Nothing starts a semester off worse than being ill. More and more accumulates daily, forcing the student to overcompensate upon returning to class. It seems as if this fate often befalls me.
This semester, I missed over a week of classes after only being well enough to attend the first week in full. I missed all the logistical information, the last-minute assignments, the field trip information, the projects, the group work. Now I have too much to do and too little time in which to do it. The semester is drawing to a close and I could care less. I have done all the work I care to complete and that is it. I plan on being done. I'm taking Jan term off and not looking back. I don't care anymore.
And I have developed a singular attitude toward all this, one that may become hazardous to my GPA: "You can't make me!" I don't feel like studying, writing, or taking on gigantic projects single-handedly. Usually I force myself into action anyway, since I have nothing better to do. But one change has occurred since the Spring semester ended.
I began knitting, buying seasons of The X-Files and found a boy who didn't scream blue murder and claw at his eyes every time he saw me.
Of all those things, the one with the greatest impact on schoolwork-neglect ratios is the knitting. Certainly the most detrimental thing I ever could have done was pick up a knitting needle. Now instead of studiously examining texts, reading ahead, and making absolutely sure my grammar is perfect, I am turning heels, casting on, and weaving the toe closed. I am learning complicated patterns and shopping for yarn online all while pretending to write a paper.
And it doesn't just strike me at home! No, socks are PORTABLE knitting projects. That means that a person can easily find Miss Laura sitting through convo, a movie, or simply alone in the Lounge or the library while knitting faithfully at a project. Where once my friends saw me recline with a novel, now they find me with a new ball of yarn.
I shop the yarn sales, the discount bins, coming back with multi-colored strands of merino, smokey gray cashmere from Italy that exactly matches the color of my cat's fur, or a soft striping of gray, blue and green with aloe and jojobo oils in the strands, leaving your hands conditioned and soft as you knit, or your feet when you have completed the project.
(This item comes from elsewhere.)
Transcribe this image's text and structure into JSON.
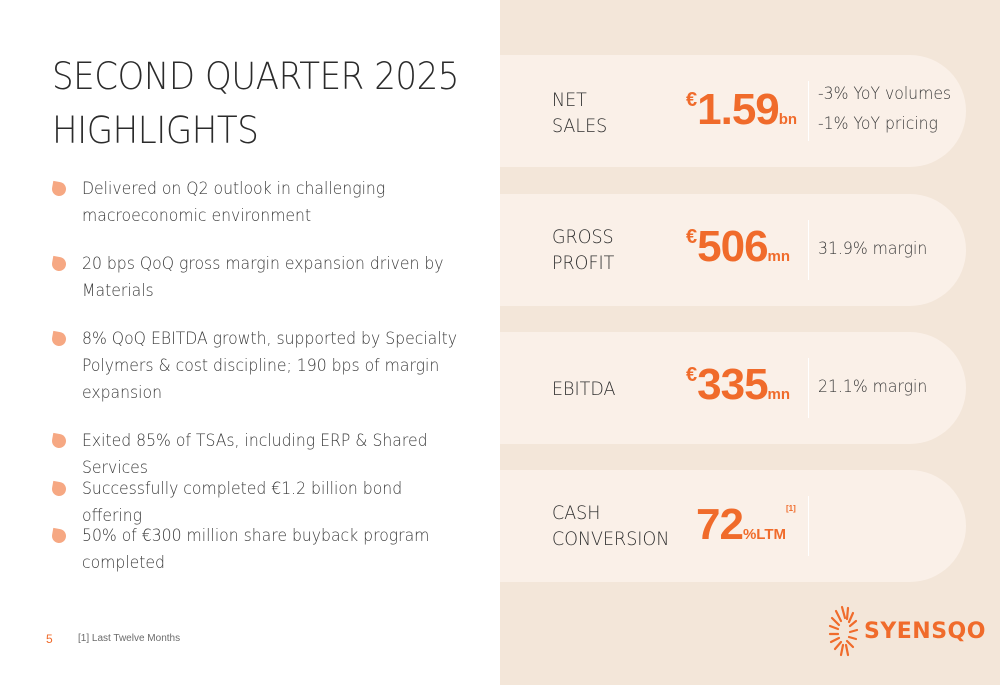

I find hole-in-the-wall yarn stores born out of abandoned railway depots or in a strip of anonymous storefronts in Highland. I leave cradling bamboo kneedles, intricately carved buttons for the purse I plan to make over the winter.
Sleep becomes a thing of the past as I plan to work "just one more line" or turn the heel before curling into a wilted Laura puddle and sleeping away the cramps in my fingertips.
If the endless trips to yarn stores like Stich by Stitch in Highland, the Cass Street Depot in Fort Wayne, and, most importantly (because it is closest to me) the Shuttle Shop in Warsaw were not enough, I have discovered the glory of the knitting world ONLINE! There are a massive amount of websites dedicated to helping lonely knitters like me socialize, and before I knew it, I had found a soul mate in the person of another blogger: Stephanie Pearl-McPhee, the Yarn Harlot, who knits and writes, just like me. Bless you, Stephanie! And will you teach me to spin?
I want a sheep now. A merino sheep. I will care for it, pet it, love it, and shear it, spinning and dying the fleece as I create my own individually crafted sock yarns. Don't tell me how absurd this is. I want one. I already have a sheep dog!
I have reached the point where I have created a photo album of the socks I have made, so thrilled by them that I plan on making them available for the world to see. I may be walking holes in them, but I can honestly know that their woolen souls will live on in blogging infamy for all time. Or at least until blogsource decides that this Idiot Girl is never coming back and wipes me from the internet as a whole. We'll see.